Три волхва, изнемогая, упершись лбами друг в друга, почти плача, продолжали творить свое черное волшебство.
Змей в полете издал новое шипение, опять полыхнуло огнем. Загорелся лес. Отсветы его освещали эту проносящуюся над верхушками громаду – трехголовую, с мерцавшими, как уголья, бессмысленно жестокими глазами, его раздутое брюхо и перебиравшие в воздухе когтистые лапы. Казалось, будто змей так только набирает разгон, вытянутым острым хвостом помогая себе держать направление. Мощное тело опять опустилось почти к верхушкам деревьев, оно летело неуклюже и тяжело, сбивая листву с дубов, шурша по иголкам сосен, но вот новый взмах огромных крыльев, и оно опять поднялось, парило – жуткое, бессмысленное, кровавое, разверзшее в разные стороны плоские рогатые головы на мощных длинных шеях. Средняя голова что-то заметила – селение над лесным озером. Другая зашипела, крылья чуть сложились, снижая полет, третья издала краткий рык, мощное туловище на миг сжалось, словно змей втягивал в себя воздух…

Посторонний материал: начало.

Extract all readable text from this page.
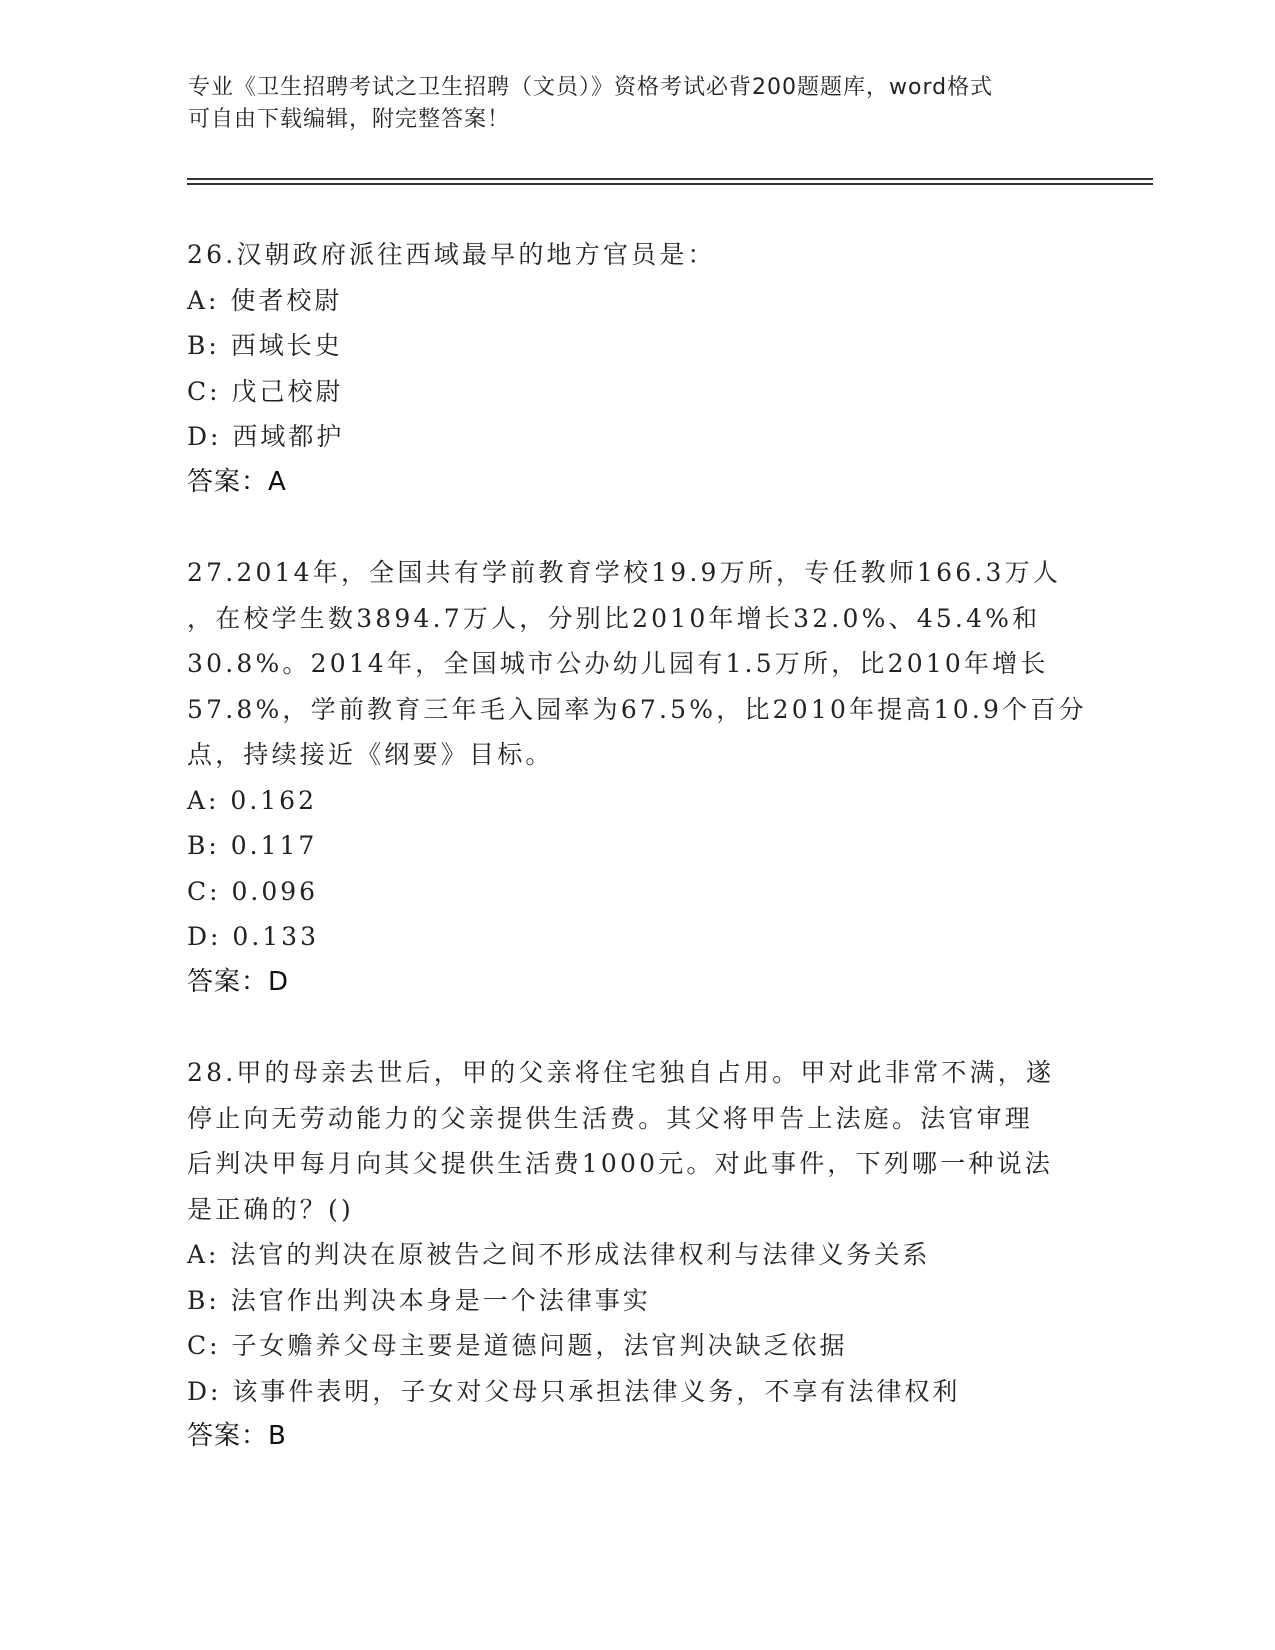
专业《卫生招聘考试之卫生招聘（文员）》资格考试必背200题题库，word格式
可自由下载编辑，附完整答案！
26.汉朝政府派往西域最早的地方官员是：
A: 使者校尉
B: 西域长史
C: 戊己校尉
D: 西域都护
答案：A
27.2014年，全国共有学前教育学校19.9万所，专任教师166.3万人
，在校学生数3894.7万人，分别比2010年增长32.0%、45.4%和
30.8%。2014年，全国城市公办幼儿园有1.5万所，比2010年增长
57.8%，学前教育三年毛入园率为67.5%，比2010年提高10.9个百分
点，持续接近《纲要》目标。
A: 0.162
B: 0.117
C: 0.096
D: 0.133
答案：D
28.甲的母亲去世后，甲的父亲将住宅独自占用。甲对此非常不满，遂
停止向无劳动能力的父亲提供生活费。其父将甲告上法庭。法官审理
后判决甲每月向其父提供生活费1000元。对此事件，下列哪一种说法
是正确的？()
A: 法官的判决在原被告之间不形成法律权利与法律义务关系
B: 法官作出判决本身是一个法律事实
C: 子女赡养父母主要是道德问题，法官判决缺乏依据
D: 该事件表明，子女对父母只承担法律义务，不享有法律权利
答案：B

Снизу раздались крики, замелькали фигуры людей… которые тут же вспыхнули, разлетелись пеплом от струи гудящего огня. Селение было спалено в несколько мгновений. Потом еще одно. Путь огненного трехголового чудища сопровождался молниеносной безжалостной смертью.
Колдуны уже выбивались из сил, но знали, что их старания не напрасны. Они видели каждый своим внутренним взором, что сотворили, видели, как змей сжигает их же селения, их же людей, видели, как во многих местах по пути выпущенного ими зла возгорается лес. И первым не выдержал Шелот. Он отклонился, сказал человеческим голосом:
– Надо дождь… Все сгорит!
– Тсс! – прошипел Маланич. И его ужаснула поистине чудовищная мысль: из-за слабости Шелота они разорвали общее заклятие, змей вышел из повиновения!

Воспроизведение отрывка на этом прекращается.